Figure 5. Involvement of p38 kinase in TGFβ1/ROS-dependent expression of αSMA

(A) Subconfluent HDFs were preincubated with MAPK inhibitors U0126, SP600125 or SB202190 before treatment with rTGFβ1. Expression of αSMA was detected by Western blots. The densitometric analysis describes protein expression as fold increase over control, which was set at 1.0. The data represent the mean±S.E.M. of three independent experiments. (B) Subconfluent HDF were preincubated for 1 h with SB202190 (10 μM) in the serum-free medium and then rTGFβ1 (10 ng/ml) treated for 24 h. αSMA mRNA levels were analysed by real-time RT-PCR. Data are given as means of three independent experiments±S.E.M. (C) Subconfluent HDFs were either mock-treated, treated with rTGFβ1 (10 ng/ml) for 48 h or incubated with SB 202190 for 48 h or starting 4, 8 and 16 h after rTGFβ1 treatment. The level of αSMA protein was determined by Western blot. α-tubulin was used as loading control. Three independent experiments were performed. (D) Subconfluent HDFs were either mock-treated or pretreated for 1 h with apocynin (1 mM) before addition of rTGFβ1 (10 ng/ml). TGFβ1 and apocynin were present for an additional 12 h. Anisomycin (0.5 μg/ml) was used as technical control and incubated for 20 min. The level of phospho-p38 MAPK protein was determined by Western blot. α-tubulin was used as loading control. Two independent experiments were performed.
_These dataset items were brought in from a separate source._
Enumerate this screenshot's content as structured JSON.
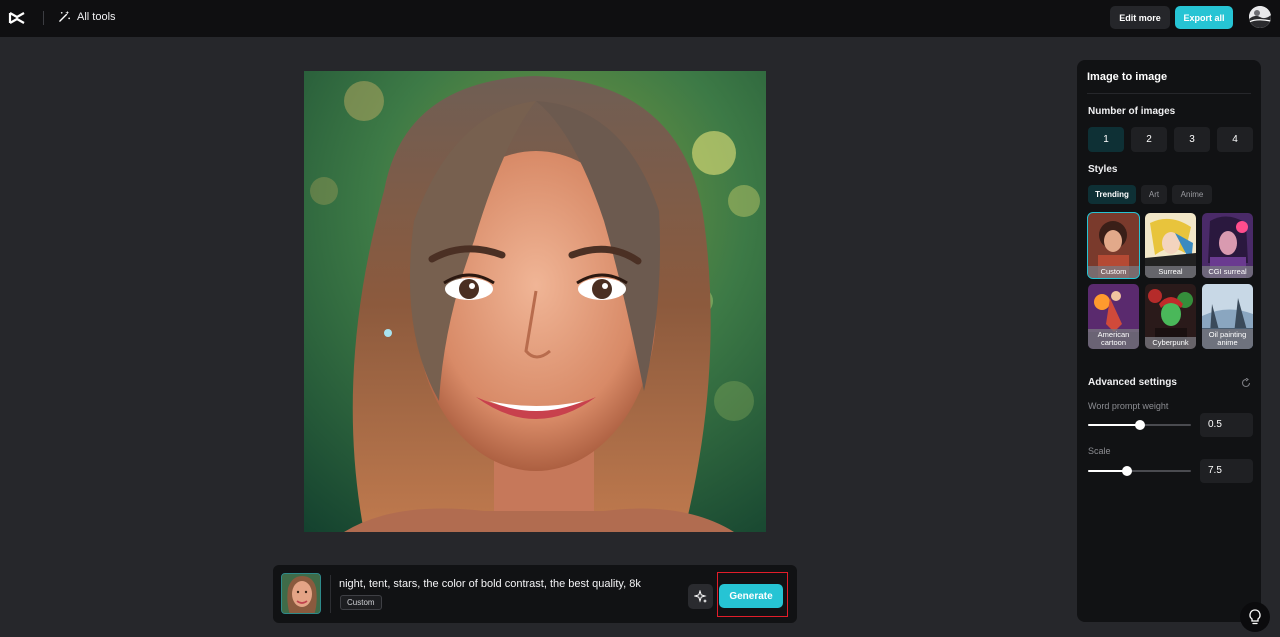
{
  "header": {
    "all_tools_label": "All tools",
    "edit_more_label": "Edit more",
    "export_all_label": "Export all"
  },
  "prompt": {
    "text": "night, tent, stars, the color of bold contrast, the best quality, 8k",
    "style_tag": "Custom",
    "generate_label": "Generate"
  },
  "panel": {
    "title": "Image to image",
    "number_label": "Number of images",
    "numbers": [
      "1",
      "2",
      "3",
      "4"
    ],
    "selected_number": "1",
    "styles_label": "Styles",
    "style_tabs": [
      "Trending",
      "Art",
      "Anime"
    ],
    "active_style_tab": "Trending",
    "style_cards": [
      "Custom",
      "Surreal",
      "CGI surreal",
      "American cartoon",
      "Cyberpunk",
      "Oil painting anime"
    ],
    "selected_style": "Custom",
    "advanced_label": "Advanced settings",
    "word_weight_label": "Word prompt weight",
    "word_weight_value": "0.5",
    "word_weight_fraction": 0.5,
    "scale_label": "Scale",
    "scale_value": "7.5",
    "scale_fraction": 0.375
  },
  "colors": {
    "accent": "#26c4d4",
    "highlight": "#e21d2a",
    "topbar": "#0f0f11",
    "canvas_bg": "#26272b"
  },
  "icons": [
    "capcut-logo-icon",
    "magic-wand-icon",
    "avatar",
    "sparkle-icon",
    "reset-icon",
    "lightbulb-icon"
  ]
}
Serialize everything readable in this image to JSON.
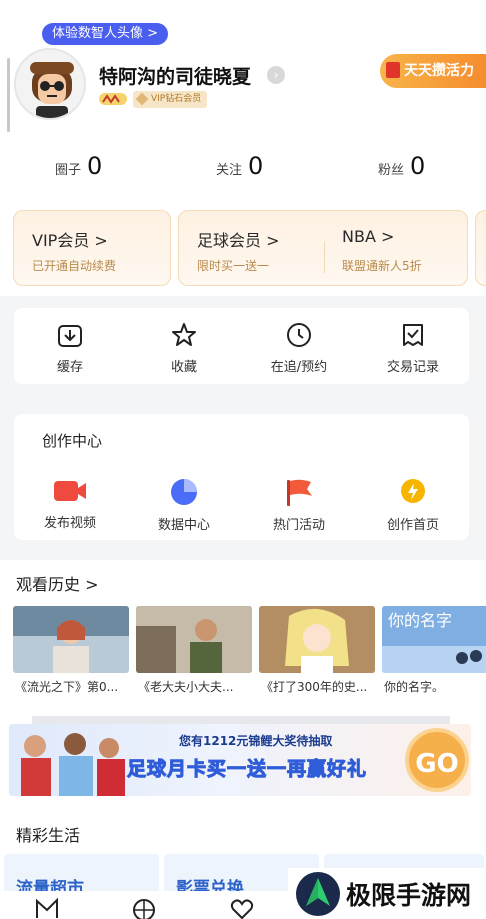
{
  "profile": {
    "avatar_badge": "体验数智人头像 >",
    "username": "特阿沟的司徒晓夏",
    "vip_level": "VIP钻石会员",
    "vitality_button": "天天攒活力"
  },
  "stats": [
    {
      "label": "圈子",
      "value": "0"
    },
    {
      "label": "关注",
      "value": "0"
    },
    {
      "label": "粉丝",
      "value": "0"
    }
  ],
  "memberships": [
    {
      "title": "VIP会员 >",
      "subtitle": "已开通自动续费"
    },
    {
      "title": "足球会员 >",
      "subtitle": "限时买一送一"
    },
    {
      "title": "NBA >",
      "subtitle": "联盟通新人5折"
    }
  ],
  "quick_actions": [
    {
      "label": "缓存",
      "icon": "download-icon"
    },
    {
      "label": "收藏",
      "icon": "star-icon"
    },
    {
      "label": "在追/预约",
      "icon": "clock-icon"
    },
    {
      "label": "交易记录",
      "icon": "receipt-icon"
    }
  ],
  "creator_center": {
    "title": "创作中心",
    "items": [
      {
        "label": "发布视频",
        "icon": "video-camera-icon",
        "color": "#f04a3e"
      },
      {
        "label": "数据中心",
        "icon": "pie-chart-icon",
        "color": "#4a6cf7"
      },
      {
        "label": "热门活动",
        "icon": "flag-icon",
        "color": "#f25a3a"
      },
      {
        "label": "创作首页",
        "icon": "lightning-icon",
        "color": "#f7b500"
      }
    ]
  },
  "history": {
    "title": "观看历史 >",
    "items": [
      {
        "caption": "《流光之下》第0..."
      },
      {
        "caption": "《老大夫小大夫..."
      },
      {
        "caption": "《打了300年的史..."
      },
      {
        "caption": "你的名字。"
      }
    ]
  },
  "banner": {
    "top_text": "您有1212元锦鲤大奖待抽取",
    "main_text": "足球月卡买一送一再赢好礼",
    "go_label": "GO"
  },
  "life": {
    "title": "精彩生活",
    "items": [
      {
        "label": "流量超市"
      },
      {
        "label": "影票兑换"
      }
    ]
  },
  "watermark": {
    "text": "极限手游网"
  },
  "colors": {
    "accent_blue": "#4a5ef0",
    "vitality_orange": "#f5952f",
    "member_gold": "#b98a4d"
  }
}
Figure 6. Scheme of TGFβ1-mediated signalling

Tumour cells release growth factors, e.g. TGFβ1, which generates ROS due to NAD(P)H oxidase, which is responsible for the downstream signalling resulting in ROS-triggered activation of the stress kinase p38 and expression of αSMA. Both can be inhibited by the specific NAD(P)H oxidase inhibitor apocynin.